Chicken and Black Bean Chili

Ingredients:

  • 1 -1.5 lbs Raw Chicken cut into cube
  • 1 Can Black Beans
  • 1 Can Kidney Beans
  • 1 Can Green Chilies
  • 2 Cans Fire Roasted Cubed Stew Tomatoes
  • 2 Can Rotel Chilies
  • ¾ Cup Chicken Stock
  • 2 Teaspoons Chili Powder
  • Salt and Pepper to taste

Directions:

  1. Put Everything in Crock pot and mix together
  2. Cook  on high for 5-6 hours  (until chicken is fully cooked)

I created this recipe a few years ago with stuff I had in my pantry.
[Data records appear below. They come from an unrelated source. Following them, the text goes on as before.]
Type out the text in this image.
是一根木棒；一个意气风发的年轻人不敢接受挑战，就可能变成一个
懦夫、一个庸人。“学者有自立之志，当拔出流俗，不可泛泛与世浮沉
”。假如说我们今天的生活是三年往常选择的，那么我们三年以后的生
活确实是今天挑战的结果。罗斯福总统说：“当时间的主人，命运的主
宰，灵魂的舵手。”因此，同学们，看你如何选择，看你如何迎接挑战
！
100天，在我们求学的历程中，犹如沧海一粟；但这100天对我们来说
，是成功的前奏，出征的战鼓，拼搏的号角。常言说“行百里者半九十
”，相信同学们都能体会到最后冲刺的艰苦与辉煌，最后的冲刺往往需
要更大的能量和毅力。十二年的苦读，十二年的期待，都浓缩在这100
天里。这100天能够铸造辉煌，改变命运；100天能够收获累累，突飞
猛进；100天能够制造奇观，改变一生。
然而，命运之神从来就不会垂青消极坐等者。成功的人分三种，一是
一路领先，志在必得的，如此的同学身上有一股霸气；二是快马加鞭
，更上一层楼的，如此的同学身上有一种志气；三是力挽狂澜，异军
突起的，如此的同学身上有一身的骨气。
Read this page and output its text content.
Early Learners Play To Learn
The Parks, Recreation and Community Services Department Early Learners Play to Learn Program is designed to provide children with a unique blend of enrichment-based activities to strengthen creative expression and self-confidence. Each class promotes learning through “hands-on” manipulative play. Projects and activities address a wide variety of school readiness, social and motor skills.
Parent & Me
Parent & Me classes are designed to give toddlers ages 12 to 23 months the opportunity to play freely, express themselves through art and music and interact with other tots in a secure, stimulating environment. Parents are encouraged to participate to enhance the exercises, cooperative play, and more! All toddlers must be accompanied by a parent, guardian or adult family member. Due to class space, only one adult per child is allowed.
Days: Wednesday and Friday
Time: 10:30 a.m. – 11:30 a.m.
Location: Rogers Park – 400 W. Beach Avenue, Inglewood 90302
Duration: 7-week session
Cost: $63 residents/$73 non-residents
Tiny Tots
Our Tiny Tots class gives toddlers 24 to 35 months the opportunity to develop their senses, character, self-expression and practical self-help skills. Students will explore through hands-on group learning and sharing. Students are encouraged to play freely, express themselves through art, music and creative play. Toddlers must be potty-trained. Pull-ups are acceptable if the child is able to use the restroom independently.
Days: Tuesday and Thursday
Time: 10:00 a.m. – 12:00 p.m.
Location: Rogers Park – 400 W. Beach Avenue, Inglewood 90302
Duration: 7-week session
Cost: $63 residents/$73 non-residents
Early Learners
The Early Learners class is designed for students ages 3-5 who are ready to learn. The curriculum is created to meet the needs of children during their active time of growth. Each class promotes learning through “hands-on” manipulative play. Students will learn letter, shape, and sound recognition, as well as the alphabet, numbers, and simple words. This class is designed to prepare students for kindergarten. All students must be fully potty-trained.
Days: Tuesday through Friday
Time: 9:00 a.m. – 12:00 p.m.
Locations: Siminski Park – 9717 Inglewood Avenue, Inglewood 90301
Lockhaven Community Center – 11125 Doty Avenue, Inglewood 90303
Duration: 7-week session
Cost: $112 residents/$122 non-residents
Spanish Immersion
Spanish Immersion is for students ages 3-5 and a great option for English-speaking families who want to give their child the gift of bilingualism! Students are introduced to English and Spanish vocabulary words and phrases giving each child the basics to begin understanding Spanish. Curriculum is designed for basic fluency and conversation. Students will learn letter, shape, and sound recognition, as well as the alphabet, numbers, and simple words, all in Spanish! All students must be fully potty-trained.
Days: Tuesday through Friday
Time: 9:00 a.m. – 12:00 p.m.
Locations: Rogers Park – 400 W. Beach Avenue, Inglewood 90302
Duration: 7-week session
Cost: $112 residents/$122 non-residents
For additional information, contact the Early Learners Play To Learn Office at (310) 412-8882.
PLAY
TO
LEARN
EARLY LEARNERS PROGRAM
My family loved it! It has become a favorite mean of mine as well.  If you like your Chili a little spicier then add some of your favorite spicy peppers. I add jalapeños when I make this for my brothers as well as jalapeño juice!

I like to top mine with some shredded cheese and fresh cut avocado.

This Chili Freezes well! I put individual portions into small freezer bags. They keep well for up to 6 months.

Stuffed Portabella Mushrooms

Ingredients:

  • 1/2 White Onion(chopped)
  • 1 Clove of garlic (chopped)
  • 1 1/2 Cup cubed chicken(already cooked)
  • 1/2 Zucchini (chopped)
  • 1/2 Yellow Squash (chopped)
  • 1 Tomato (chopped)
  • 1/2 Cup Shredded Cheese (any kind you like)
  • 4 Large Portabella Mushrooms
  • Salt and pepper

Directions:

  1. Scoop out the spores of the mushrooms( The black part) and pop out the stems( you can toss the stems or chop them and add them to the rest of the mixture)
  2. Saute Onion and garlic with slat and pepper till soft.
  3. Add Chicken, Zucchini, Squash, and Tomato until heated thoroughly. I like to add these to a separate bowl and slat them before adding them to the pan. It brings out their flavors better.
  4. Spoon into mushrooms and top with cheese
  5. Bake at 400* until Mushroom is hot and cheese is melted. (about 10-15 minutes)

You can substitute any veggie that holds up well to baking! I think some white beans would also be really tasty!